Audio Lab Technicians
- Industrial Audiometric Technician
- Duties of an Industrial Audiometric Technician
- Noise Measurement Survey Technician
- Measuring workplace noise
Industrial Audiometric Technician
We have a total of 13 WCB trained and certified technicians. The technicians are responsible for driving the Hearing Testing trucks to the job site, filling out the necessary forms, setting up noise monitors, conducting the Hearing test, and counseling the employees on the results of their test.
Once a Hearing Conservation Program is in place, the only way to ensure that the program is effective is by periodically measuring the hearing of workers.
Hearing tests are required for workers exposed to noise greater than 85 dBA for 8 hours, or its equivalent, a noise dose of 1 Pascal-squared-hour (Pa2h).
Hearing tests are vital because they identify the beginning of noise induced hearing loss long before workers notice it. As part of the test, workers are individually counseled about the results, the follow-ups required, and when repeat tests will occur. Workers are also counseled about the type of hearing protection to use.
Hearing tests must be conducted annually to effectively monitor the hearing of noise exposed workers. The hearing test, including counseling, takes approximately 15 to 20 minutes.
During a hearing test, a worker is seated in a sound deadened booth with a window and a set of earphones are placed over the ears. When the worker is ready, the Audiometric technician sends a series of tones through the earphones to one ear, and then the other. The worker signals the technician as the tones are heard. The workers' responses are recorded for each ear. Then the results are graphed on a chart called an audio gram.
The audiogram shows how loud a tone must be to be barely heard by the worker, at a number of different pitches or frequencies. In the early stages of noise induced hearing loss, the audio gram will show some hearing loss for high pitched sounds. As hearing loss advances, the audio gram shows a hearing loss for many pitches. Workers with more advanced hearing loss will notice the sounds of speech and surrounding sounds becoming muffled.

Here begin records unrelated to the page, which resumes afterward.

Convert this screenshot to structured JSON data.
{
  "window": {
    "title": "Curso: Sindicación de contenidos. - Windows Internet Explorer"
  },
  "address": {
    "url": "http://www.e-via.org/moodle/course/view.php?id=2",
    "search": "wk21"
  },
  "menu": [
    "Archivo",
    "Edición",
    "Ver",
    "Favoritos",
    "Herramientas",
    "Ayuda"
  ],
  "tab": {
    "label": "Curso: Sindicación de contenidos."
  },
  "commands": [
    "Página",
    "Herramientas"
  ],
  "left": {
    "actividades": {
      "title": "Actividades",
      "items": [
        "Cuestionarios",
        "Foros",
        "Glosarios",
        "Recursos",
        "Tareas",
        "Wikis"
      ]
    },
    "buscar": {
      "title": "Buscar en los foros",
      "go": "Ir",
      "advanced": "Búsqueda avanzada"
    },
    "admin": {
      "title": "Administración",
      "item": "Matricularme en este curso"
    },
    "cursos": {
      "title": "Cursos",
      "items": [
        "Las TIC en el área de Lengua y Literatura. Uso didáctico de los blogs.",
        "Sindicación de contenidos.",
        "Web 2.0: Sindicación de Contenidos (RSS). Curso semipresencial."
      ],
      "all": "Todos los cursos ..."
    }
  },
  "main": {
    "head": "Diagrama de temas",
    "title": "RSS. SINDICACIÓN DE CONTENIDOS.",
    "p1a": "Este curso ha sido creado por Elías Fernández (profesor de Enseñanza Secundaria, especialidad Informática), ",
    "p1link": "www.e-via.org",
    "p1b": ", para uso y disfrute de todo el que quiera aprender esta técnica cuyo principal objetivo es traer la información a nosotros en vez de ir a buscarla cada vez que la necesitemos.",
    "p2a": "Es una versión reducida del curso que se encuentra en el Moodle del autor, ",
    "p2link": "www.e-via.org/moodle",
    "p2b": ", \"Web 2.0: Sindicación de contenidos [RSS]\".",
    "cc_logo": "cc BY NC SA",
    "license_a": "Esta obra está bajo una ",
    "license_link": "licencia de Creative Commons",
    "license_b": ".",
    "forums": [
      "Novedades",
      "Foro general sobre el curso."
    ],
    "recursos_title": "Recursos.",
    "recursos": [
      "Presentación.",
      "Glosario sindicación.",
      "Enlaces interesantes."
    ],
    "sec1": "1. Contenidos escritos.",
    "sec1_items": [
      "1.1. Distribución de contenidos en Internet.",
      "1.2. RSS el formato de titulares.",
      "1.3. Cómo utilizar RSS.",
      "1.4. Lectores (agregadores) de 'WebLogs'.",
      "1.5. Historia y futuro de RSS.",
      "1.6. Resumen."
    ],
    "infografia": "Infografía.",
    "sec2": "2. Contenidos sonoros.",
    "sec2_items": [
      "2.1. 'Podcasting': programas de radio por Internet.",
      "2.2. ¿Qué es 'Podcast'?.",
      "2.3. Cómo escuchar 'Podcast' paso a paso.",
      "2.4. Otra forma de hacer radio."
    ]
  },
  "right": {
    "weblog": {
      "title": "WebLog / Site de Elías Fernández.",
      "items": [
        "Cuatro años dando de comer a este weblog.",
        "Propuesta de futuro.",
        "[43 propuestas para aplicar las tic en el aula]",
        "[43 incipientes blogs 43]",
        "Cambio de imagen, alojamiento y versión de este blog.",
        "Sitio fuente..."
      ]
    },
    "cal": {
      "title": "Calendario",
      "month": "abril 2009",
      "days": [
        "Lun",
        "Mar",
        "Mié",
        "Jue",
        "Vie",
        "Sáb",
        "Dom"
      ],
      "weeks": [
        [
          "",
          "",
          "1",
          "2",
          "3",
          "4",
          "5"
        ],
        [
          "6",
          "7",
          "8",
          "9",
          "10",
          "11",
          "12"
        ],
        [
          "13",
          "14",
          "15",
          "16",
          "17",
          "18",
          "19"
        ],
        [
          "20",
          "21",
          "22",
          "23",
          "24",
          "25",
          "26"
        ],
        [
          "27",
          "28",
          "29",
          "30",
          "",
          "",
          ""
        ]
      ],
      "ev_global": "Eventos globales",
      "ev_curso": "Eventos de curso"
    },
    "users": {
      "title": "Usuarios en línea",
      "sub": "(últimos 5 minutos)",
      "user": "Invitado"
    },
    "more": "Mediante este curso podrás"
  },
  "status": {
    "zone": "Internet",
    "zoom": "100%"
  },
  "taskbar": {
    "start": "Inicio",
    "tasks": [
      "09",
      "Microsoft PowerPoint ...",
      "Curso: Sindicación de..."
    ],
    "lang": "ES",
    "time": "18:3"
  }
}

As part of the hearing test, workers are counseled about the necessity, use, maintenance, and replacement of hearing protection. Hearing testing and counseling must be performed by WCB trained and authorized technicians. Technicians must complete an intensive training course and attend periodic one day refresher classes to maintain their authorization.
Duties of Audiometric Technician
- Perform the hearing test
- Categorize the test results
- Counsel workers on the state of their hearing
- Compares it to previous tests when possible
- Advise worker on appropriate hearing protection
- Submit paperwork to the WCB and keep records
- Maintain the audiometric equipment
- Interpret hearing test statistics
- Assists company in Hearing Conservation Program.
Noise Measurement Survey Technician
Our Noise Survey Technician has been with the company for seven years and has completed the Noise course (OCHS 3352) under BCIT's Occupational Health & Safety Program. This qualifies him to provide an expert opinion on both Noise Level and Noise Exposure Surveys that we offer our clients. He is also responsible for providing our clients with Employee Education Seminars and Annual Reviews, which are a part of the WCB Hearing Conservation Program requirements.
Employers are responsible for knowing which workers are over-exposed to noise. The WCB's occupational health and safety regulations set exposure limits for noise at 85 dBA and a peak noise level of 135 dBA.
When workers are or may be exposed to noise above 82 dBA, employers must measure the noise exposure. How loud is 82 dBA? If you have to raise your voice in your workplace to carry on a conversation, then the noise level is likely over 82 dBA.
Measuring Workplace Noise
- Identifies significant sources of noise in the workplace
- Helps prioritize them for noise control measures
- Determines noise exposures of workers
- Identifies workers who require hearing protection
- Recommends hearing testing, education, and training
- Determines areas to be posted as hazardous noise areas.